Your energy level has hit the wall

Depression-related lethargy may be simply the consequence of not eating enough or sleeping too much. But it's also the result of having a black cloud of sadness or hopelessness over you all the time. Dealing with chronic emotional pain is an energy suck, and it makes you too dragged and tired to tackle routine tasks, not to mention work and family responsibilities. "You feel overwhelmed by day to day life; even getting out of bed and taking a shower becomes exhausting," says Wolkin.
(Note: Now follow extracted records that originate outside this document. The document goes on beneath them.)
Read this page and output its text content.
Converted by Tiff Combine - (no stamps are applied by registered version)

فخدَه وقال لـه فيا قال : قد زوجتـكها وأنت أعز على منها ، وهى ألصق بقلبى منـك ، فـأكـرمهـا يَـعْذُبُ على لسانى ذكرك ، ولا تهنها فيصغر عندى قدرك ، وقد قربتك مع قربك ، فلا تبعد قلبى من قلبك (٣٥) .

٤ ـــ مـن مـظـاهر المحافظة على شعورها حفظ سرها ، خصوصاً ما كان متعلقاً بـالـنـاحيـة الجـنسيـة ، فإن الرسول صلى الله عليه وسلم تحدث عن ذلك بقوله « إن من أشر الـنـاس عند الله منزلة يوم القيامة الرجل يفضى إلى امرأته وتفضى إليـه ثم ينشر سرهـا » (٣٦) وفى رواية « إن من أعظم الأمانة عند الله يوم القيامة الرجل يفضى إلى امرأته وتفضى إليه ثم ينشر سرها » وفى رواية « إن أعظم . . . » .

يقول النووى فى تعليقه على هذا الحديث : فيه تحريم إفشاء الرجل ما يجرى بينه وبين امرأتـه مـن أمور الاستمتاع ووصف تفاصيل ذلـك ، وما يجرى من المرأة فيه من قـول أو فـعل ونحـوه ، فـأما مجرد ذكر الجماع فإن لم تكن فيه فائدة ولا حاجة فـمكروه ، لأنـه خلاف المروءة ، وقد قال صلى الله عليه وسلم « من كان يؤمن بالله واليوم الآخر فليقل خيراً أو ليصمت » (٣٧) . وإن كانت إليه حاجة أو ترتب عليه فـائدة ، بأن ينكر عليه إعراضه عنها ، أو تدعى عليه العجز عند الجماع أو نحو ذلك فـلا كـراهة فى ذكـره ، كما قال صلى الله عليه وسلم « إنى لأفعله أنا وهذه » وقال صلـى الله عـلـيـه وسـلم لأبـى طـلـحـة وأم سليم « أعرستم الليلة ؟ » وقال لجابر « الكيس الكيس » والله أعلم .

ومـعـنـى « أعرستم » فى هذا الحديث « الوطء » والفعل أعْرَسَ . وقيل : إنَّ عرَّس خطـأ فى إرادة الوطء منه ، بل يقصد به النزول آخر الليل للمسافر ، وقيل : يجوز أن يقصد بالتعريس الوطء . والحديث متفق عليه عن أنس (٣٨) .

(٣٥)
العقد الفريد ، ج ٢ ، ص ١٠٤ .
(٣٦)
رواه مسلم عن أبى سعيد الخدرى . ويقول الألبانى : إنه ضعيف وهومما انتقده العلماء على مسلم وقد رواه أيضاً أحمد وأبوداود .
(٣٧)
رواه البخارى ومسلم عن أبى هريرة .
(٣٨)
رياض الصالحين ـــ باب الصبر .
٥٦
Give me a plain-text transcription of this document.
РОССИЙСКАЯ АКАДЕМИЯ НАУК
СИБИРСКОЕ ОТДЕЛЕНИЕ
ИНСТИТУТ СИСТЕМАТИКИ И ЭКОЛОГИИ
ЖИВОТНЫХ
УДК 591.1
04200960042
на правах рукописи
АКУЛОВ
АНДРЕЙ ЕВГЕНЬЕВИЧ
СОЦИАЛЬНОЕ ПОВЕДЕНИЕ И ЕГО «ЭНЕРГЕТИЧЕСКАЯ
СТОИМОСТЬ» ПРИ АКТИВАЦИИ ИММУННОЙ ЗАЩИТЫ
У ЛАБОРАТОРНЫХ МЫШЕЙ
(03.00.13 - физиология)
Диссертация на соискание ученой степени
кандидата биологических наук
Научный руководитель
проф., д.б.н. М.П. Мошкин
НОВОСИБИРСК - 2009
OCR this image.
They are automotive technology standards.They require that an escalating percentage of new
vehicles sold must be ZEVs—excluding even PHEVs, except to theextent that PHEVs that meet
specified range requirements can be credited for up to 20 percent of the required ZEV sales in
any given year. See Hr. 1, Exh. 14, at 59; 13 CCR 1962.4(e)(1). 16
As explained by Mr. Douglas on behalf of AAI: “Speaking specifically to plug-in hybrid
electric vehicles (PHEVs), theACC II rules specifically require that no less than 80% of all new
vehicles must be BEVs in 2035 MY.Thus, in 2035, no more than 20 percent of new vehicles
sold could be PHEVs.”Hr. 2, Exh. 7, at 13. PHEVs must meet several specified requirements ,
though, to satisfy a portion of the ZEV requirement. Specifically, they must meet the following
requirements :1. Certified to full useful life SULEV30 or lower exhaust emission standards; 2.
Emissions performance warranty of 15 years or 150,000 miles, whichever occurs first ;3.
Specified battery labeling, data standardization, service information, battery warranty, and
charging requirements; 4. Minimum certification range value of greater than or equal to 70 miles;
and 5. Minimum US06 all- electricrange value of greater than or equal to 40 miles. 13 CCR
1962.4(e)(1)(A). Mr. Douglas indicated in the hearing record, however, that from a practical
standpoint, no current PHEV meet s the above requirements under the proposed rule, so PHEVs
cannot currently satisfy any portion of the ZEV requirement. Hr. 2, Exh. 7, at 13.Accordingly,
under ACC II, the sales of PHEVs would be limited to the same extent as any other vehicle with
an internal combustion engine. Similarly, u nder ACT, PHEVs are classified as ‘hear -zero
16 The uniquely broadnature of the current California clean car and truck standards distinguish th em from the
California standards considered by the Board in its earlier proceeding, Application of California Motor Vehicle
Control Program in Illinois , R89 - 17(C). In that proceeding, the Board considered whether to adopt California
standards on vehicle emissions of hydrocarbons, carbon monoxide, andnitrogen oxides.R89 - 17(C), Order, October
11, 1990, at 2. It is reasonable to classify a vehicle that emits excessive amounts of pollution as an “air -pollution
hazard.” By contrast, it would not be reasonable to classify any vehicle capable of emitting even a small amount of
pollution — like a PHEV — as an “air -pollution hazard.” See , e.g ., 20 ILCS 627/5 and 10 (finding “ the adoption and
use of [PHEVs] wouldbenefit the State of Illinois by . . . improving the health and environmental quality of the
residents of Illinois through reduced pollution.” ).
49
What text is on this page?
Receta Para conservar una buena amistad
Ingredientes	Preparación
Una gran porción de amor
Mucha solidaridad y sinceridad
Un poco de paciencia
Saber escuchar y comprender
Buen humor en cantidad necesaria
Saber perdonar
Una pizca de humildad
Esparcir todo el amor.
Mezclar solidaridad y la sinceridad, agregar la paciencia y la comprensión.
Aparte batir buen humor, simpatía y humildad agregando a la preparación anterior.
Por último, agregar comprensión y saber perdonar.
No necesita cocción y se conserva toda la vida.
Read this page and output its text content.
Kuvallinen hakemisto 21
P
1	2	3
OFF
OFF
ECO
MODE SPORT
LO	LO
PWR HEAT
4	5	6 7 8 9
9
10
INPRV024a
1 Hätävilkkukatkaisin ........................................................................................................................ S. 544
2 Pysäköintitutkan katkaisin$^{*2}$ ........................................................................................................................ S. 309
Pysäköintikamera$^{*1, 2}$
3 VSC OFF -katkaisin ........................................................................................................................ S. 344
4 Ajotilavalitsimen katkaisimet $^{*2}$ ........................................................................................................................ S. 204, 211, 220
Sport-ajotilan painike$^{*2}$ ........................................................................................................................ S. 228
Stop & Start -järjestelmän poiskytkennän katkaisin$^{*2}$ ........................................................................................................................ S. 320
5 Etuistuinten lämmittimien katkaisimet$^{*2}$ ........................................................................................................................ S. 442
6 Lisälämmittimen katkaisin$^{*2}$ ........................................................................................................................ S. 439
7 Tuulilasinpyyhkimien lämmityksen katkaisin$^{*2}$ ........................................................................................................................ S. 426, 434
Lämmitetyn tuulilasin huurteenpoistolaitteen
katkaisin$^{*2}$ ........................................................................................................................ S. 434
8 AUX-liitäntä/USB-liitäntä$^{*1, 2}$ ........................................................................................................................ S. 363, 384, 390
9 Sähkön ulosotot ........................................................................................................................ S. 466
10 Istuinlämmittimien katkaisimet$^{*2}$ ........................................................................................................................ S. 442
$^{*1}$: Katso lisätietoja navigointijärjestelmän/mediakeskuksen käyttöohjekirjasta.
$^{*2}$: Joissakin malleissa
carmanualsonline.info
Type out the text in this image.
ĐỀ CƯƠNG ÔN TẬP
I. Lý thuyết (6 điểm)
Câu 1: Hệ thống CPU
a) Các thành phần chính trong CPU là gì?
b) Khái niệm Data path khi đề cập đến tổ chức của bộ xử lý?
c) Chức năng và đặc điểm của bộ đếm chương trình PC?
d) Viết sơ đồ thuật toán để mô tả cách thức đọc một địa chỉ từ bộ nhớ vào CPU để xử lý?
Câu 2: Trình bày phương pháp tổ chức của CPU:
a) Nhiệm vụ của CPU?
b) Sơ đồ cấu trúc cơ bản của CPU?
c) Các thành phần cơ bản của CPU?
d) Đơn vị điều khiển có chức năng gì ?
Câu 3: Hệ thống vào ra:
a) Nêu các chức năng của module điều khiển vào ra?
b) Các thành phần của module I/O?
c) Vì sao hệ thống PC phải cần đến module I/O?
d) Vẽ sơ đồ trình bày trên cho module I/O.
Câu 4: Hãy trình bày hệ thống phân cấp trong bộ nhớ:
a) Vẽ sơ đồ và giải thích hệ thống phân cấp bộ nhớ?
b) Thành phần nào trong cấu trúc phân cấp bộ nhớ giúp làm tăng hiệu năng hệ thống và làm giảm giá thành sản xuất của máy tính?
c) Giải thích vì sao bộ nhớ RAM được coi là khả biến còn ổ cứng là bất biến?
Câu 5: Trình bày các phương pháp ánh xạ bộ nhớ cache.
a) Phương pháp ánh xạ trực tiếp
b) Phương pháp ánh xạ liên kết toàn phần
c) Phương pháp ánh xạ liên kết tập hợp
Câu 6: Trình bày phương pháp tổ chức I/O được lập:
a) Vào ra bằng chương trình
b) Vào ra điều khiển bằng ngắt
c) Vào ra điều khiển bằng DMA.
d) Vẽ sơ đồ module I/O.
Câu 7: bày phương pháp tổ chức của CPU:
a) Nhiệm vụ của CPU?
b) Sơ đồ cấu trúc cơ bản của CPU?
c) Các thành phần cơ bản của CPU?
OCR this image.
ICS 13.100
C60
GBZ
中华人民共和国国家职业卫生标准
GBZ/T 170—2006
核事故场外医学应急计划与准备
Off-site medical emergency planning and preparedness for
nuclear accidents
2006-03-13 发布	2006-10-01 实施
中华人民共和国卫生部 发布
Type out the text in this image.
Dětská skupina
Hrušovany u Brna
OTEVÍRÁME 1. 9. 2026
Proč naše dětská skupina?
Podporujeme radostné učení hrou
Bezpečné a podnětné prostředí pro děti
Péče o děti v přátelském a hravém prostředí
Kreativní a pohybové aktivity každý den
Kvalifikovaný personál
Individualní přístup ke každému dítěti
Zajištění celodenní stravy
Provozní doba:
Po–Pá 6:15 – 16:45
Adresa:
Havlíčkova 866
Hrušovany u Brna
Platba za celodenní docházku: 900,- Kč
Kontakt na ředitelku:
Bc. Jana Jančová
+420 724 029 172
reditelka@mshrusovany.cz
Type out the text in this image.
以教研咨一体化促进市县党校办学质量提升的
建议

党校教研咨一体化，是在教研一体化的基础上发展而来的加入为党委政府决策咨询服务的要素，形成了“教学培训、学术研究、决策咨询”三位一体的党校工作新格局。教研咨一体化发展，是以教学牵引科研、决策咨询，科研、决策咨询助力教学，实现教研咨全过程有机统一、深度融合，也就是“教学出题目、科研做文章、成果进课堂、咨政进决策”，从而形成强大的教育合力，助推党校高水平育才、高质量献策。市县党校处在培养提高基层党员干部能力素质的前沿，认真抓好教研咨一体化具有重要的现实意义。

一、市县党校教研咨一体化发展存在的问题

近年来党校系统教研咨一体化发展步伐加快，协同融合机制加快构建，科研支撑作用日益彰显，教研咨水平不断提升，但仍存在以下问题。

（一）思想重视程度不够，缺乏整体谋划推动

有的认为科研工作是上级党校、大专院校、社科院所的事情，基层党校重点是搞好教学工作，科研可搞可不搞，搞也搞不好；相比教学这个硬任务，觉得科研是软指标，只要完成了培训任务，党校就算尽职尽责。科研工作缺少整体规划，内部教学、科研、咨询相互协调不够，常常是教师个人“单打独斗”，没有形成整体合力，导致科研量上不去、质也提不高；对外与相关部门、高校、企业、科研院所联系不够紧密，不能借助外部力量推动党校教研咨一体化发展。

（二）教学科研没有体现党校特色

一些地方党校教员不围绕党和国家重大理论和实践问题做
When you're always tired and that fatigue impairs your life, it's time to seek help.

You're dealing with unexplained aches and pains

"Emotional pain from depression that you aren't getting help for can be channeled throughout your body and show up as physical ailments, like headaches, stomach problems, neck and back pain, even nausea," says Thomas. "I see this with many of my patients; they're holding so much sadness and distress inside, these feelings end up playing out in other ways." Not every cramp or twinge is a symptom of depression, of course. But if you're suffering from a chronic ailment you can't attribute to another cause that isn't clearing up on its own, "see a doctor to get it checked out, but also consider it a possible sign of depression too," says Thomas.